– А где Костя?

– Сейчас придет. Он пошел за котом. Ты же просил принести кота.

– Я?

– Ну да. Ты спал и все повторял какое-то имя. Я так поняла, что ты говоришь – Тимофей, Тимофей… Вот он и побежал.

Катя, Костя, Костина мама, коричневый чай, морс, Тимофей… (Это у них так зовут кошку. Именно кошку.) Тим, Тимофей…

– Тимофей? – спрашиваю я. – С чего бы я звал Тимофея?

Катя задумывается. Она морщит лоб.

– Нет, – говорит она, – какое-то другое имя, но очень похожее. Сейчас, погоди, попробую вспомнить. Тимофей? Тевритей? Ну, попробуй, может, сам вспомнишь?

Но откуда я могу вспомнить то, о чем я не имею никакого представления? И в то же самое время что-то очень знакомое слышится мне в этих звуках… Евритей? Нет, это бессмыслица. И я начинаю вспоминать все имена, похожие на имя Тимофей. Ерофей? Но при чем тут Ерофей? Ни одного Ерофея в жизни я не знал. Тогда что же? Евримей? Глупость. Эвмей? Это уже что-то. Эвмей, Эвмей…

– Эвмей? Это я говорил?

Катя думает. У нее очень красивое лицо, словно у мадонны. Нет, скорее она похожа на Венеру Боттичелли, но, конечно, Венера никогда не занималась академической греблей, а Катя – чемпион Европы по гребле в академической четверке. Правда, это случилось совсем недавно. Катя, гребля, чемпионат Европы… Гребля, гребля… Тут появляется еще одна шестереночка – маленькая такая, крошечная, начинает крутиться, но никого до поры до времени не зацепляет. Шестереночка называется академическая гребля. Запомним. Эвмей, Эвмей… Ага, так звали пастуха, к которому пришел Одиссей, когда после долгих странствий вернулся на Итаку, к себе домой, на свой остров. А почему я вдруг вспомнил про это? Потому что я читал «Одиссею».

– Нет, – говорит наконец Катя. – Эвмей! Нет. Похоже, но то было подлиннее.

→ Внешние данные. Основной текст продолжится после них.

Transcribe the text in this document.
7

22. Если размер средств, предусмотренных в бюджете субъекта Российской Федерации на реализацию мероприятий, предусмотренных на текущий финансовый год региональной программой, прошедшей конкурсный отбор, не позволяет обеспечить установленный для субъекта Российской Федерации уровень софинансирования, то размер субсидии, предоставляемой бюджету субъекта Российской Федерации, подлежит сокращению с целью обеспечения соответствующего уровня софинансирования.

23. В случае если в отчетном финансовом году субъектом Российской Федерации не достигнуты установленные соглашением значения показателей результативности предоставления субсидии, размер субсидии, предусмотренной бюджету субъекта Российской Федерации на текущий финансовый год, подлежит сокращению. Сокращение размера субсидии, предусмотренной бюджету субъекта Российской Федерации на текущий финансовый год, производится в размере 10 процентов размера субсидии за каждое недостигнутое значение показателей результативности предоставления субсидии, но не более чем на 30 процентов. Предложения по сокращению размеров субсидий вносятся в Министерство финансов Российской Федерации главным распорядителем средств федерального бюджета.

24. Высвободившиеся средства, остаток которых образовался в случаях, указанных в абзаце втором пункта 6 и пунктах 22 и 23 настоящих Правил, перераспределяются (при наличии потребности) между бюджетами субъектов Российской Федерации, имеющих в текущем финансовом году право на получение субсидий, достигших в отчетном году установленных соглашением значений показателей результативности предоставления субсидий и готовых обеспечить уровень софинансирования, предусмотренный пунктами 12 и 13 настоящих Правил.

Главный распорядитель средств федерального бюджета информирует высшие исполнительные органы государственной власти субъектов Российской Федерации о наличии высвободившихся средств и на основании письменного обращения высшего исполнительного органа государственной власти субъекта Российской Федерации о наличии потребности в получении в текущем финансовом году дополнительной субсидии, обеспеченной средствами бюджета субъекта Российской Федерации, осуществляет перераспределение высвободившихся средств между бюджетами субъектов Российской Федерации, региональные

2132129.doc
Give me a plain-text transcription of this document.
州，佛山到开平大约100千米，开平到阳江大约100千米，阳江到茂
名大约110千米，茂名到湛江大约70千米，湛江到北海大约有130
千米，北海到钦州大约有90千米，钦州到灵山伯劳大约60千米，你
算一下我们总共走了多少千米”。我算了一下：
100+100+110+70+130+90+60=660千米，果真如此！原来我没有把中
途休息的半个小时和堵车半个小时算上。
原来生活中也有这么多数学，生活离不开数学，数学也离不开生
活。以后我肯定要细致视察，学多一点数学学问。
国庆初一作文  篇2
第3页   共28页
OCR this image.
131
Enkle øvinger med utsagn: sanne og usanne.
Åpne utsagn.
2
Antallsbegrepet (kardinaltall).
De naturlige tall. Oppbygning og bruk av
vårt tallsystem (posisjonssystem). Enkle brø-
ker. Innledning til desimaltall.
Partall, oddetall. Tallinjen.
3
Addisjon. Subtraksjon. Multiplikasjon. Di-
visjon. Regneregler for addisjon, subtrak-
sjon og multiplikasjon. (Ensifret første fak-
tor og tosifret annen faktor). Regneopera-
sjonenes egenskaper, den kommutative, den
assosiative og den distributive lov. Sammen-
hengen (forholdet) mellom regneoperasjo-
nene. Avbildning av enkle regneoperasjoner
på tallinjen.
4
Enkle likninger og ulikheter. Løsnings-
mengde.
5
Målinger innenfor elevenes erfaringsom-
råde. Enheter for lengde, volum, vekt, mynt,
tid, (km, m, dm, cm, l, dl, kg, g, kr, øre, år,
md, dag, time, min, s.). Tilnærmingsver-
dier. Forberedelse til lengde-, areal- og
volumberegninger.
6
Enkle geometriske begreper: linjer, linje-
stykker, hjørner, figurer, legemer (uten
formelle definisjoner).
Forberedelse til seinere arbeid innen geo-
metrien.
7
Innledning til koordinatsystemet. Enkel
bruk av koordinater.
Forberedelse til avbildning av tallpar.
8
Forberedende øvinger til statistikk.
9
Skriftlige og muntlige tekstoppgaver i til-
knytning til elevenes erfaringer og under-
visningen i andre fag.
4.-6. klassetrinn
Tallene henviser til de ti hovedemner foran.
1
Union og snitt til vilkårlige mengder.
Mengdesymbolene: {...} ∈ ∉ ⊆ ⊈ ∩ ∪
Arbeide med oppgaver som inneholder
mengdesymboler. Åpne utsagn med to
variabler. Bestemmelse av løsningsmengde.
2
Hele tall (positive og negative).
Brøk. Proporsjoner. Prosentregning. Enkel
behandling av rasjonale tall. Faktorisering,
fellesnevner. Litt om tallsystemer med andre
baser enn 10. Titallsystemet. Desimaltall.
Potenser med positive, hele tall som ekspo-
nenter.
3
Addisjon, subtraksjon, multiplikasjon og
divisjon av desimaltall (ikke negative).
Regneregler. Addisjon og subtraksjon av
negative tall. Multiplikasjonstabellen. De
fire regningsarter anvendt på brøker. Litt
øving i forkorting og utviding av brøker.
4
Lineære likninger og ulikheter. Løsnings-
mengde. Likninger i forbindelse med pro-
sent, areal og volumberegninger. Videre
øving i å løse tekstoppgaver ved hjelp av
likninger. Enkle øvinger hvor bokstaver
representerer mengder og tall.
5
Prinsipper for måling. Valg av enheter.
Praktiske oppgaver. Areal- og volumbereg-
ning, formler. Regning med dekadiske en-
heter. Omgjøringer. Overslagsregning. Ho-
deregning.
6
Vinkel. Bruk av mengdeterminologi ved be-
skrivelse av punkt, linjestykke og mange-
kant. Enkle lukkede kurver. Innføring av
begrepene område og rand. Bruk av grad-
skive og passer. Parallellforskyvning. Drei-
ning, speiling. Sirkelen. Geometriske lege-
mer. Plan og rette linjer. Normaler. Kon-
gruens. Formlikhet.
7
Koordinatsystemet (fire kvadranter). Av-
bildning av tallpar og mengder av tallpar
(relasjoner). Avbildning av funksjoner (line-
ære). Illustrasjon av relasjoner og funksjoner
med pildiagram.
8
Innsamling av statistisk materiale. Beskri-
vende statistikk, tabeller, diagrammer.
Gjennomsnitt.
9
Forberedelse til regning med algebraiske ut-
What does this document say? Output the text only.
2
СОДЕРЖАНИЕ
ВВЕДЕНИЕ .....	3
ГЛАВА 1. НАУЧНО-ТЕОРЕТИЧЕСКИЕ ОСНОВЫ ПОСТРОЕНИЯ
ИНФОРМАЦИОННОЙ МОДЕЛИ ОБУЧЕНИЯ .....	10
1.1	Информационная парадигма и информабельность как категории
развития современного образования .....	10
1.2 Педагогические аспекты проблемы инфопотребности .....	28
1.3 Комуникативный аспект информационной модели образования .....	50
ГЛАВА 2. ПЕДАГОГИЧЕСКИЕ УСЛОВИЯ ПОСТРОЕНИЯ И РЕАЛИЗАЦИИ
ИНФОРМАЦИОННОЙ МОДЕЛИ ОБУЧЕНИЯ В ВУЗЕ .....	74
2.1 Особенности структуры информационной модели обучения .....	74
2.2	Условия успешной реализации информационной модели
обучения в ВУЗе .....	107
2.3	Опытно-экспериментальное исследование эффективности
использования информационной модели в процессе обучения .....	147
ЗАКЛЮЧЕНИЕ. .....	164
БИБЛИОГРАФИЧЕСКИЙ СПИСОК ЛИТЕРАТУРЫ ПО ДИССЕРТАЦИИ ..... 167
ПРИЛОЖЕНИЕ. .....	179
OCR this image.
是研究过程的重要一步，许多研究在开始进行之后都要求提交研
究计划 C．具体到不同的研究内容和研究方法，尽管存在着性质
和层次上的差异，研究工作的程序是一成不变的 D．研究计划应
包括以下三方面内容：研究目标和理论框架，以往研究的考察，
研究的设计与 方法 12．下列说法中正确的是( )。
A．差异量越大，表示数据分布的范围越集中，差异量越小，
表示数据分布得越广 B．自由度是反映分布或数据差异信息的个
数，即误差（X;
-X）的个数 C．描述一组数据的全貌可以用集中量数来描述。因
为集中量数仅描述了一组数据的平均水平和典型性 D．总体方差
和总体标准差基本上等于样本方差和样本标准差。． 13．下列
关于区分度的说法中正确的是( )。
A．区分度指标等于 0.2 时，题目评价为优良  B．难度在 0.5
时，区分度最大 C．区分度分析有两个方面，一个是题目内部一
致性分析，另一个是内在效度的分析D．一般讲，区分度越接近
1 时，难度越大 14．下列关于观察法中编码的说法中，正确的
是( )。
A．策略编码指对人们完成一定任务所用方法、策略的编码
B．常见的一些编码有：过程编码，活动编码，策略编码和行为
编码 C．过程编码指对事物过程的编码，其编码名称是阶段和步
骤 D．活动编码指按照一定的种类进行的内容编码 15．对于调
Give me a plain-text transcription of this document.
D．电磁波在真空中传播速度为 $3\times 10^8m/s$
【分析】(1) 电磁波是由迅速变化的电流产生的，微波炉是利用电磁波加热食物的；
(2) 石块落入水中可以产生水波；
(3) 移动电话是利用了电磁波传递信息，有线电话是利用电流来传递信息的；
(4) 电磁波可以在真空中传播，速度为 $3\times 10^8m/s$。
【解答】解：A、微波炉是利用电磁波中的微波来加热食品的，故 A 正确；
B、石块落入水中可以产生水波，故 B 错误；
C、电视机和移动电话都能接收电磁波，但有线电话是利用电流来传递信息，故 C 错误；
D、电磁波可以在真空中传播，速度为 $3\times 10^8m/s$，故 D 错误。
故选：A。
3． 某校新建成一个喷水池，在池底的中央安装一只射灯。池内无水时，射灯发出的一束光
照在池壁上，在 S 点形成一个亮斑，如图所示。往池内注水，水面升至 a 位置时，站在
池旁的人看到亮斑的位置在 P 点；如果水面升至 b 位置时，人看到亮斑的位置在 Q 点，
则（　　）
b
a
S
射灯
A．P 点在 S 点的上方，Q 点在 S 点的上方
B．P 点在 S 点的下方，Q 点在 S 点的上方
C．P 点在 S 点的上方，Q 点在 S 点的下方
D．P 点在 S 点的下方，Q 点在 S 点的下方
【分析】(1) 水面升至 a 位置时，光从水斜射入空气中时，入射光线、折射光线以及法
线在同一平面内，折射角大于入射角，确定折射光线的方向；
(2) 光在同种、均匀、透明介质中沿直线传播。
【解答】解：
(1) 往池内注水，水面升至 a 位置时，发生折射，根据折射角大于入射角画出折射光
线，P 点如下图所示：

Похоже, но я подумала, что Тимофей.

Зачем же я читал «Одиссею»? Ах, да, для доклада о Гомере. Хотя это не мое чтение. Это Костино. Это он сходит с ума от Тита Ливия. Эвмей, раб царя Одиссея. Одиссей возвращается на Итаку, а там женихи пристают к его жене. Удивительно, зачем? Ей же было сто лет. Ну, сорок. Пожилая женщина. Совсем в годах. В возрасте. Почти что в преклонном. Как моя мама. Как Костина мама. Сорок лет или около того, совсем пожилая. Эвмей, свинопас. Меня это все не должно интересовать, нет. Меня интересует Сетон-Томпсон. «Рассказы о животных», вы, конечно, их читали. Это – книга. Или его же – «Животные-герои». Я когда прочитал рассказ «Виннипегский волк» – чуть не заплакал, честно. А «Джек – боевой конек» – о зайце. Вернее, о диком кролике. Или тот рассказ о голубе по имени Арно, помните? С ума можно сойти. Или Даррелл – «Зоопарк в моем багаже». Это – книги. А «Одиссея»…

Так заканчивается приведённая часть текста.